Make sure your layout uses render_layout "application" to wrap content in the main Rails layout (navbar, footer, CSS):

<%= render_layout "application" do %>
  <!-- your content here -->
<% end %>

Layout not being applied

  1. Check that the layout file exists in app/content/layouts/
  2. Restart the server after creating new layouts
  3. Verify the auto-apply rule in config/initializers/sitepress.rb

Code blocks show as inline code

Ensure config/initializers/markdown.rb exists with fenced code blocks enabled.

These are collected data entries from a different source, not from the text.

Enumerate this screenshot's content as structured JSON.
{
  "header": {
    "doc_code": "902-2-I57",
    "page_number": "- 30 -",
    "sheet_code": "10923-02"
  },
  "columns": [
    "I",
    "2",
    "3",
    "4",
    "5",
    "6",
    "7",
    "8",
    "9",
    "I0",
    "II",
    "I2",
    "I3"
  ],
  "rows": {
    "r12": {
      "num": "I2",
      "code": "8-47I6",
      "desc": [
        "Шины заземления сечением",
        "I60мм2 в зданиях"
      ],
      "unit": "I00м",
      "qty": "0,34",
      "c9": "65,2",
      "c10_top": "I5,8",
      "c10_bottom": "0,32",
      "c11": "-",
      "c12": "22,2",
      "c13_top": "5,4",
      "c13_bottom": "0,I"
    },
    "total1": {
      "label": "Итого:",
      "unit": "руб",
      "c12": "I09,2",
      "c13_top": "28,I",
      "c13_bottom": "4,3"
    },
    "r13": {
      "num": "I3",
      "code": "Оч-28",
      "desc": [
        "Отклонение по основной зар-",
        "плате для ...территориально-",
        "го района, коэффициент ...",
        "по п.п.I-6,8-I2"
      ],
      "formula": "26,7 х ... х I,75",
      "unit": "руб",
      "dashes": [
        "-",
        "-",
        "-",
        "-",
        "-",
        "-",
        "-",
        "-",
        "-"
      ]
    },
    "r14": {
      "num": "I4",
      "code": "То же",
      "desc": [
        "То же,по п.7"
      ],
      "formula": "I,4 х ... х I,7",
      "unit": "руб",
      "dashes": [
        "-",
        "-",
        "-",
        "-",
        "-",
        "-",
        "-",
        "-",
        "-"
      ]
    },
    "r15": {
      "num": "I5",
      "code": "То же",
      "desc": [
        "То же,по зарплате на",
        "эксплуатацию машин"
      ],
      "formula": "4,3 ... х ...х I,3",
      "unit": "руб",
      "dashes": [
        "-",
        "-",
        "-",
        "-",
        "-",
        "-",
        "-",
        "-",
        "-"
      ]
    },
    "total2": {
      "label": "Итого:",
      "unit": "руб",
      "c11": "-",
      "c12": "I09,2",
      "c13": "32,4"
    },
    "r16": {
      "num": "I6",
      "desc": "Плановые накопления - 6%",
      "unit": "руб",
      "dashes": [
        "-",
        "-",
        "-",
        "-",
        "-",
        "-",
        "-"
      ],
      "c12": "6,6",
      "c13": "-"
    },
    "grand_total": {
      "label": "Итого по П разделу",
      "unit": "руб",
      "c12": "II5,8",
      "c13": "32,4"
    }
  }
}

This file is required for proper code block rendering.

Featured image not loading

  1. For external URLs, ensure they start with http:// or https://
  2. For asset pipeline images, place them in app/assets/images/ and use the relative path (e.g., content/hero.jpg for app/assets/images/content/hero.jpg)
  3. Restart the server after adding new asset directories

Footer not showing cornerstone pages

  1. Ensure pages have footer_section in frontmatter (e.g., footer_section: learn)
  2. Make sure pages don't have draft: true or example: true
  3. Restart the server after adding new cornerstone pages

Footer showing simple layout when it should be multi-column

The multi-column footer requires at least one of:

  • Blog posts without draft: true
  • Cornerstone pages with footer_section

Check that your content doesn't have draft: true or example: true set.

Footer section not appearing

  1. Check that footer_section value is set correctly in frontmatter
  2. Values are case-sensitive (learn ≠ Learn)
  3. Restart server after frontmatter changes

Social icons not showing

  1. Configure footer.socials in config/railsfast/railsfast.yml
  2. Use lowercase platform names: github, x, twitter, linkedin, etc.
  3. Restart server after config changes

Signature not appearing in footer

  1. Configure footer.signature in config/railsfast/railsfast.yml
  2. Both text and url should be set (url is optional but recommended)
  3. Restart server after config changes

For more advanced usage, see the Sitepress documentation.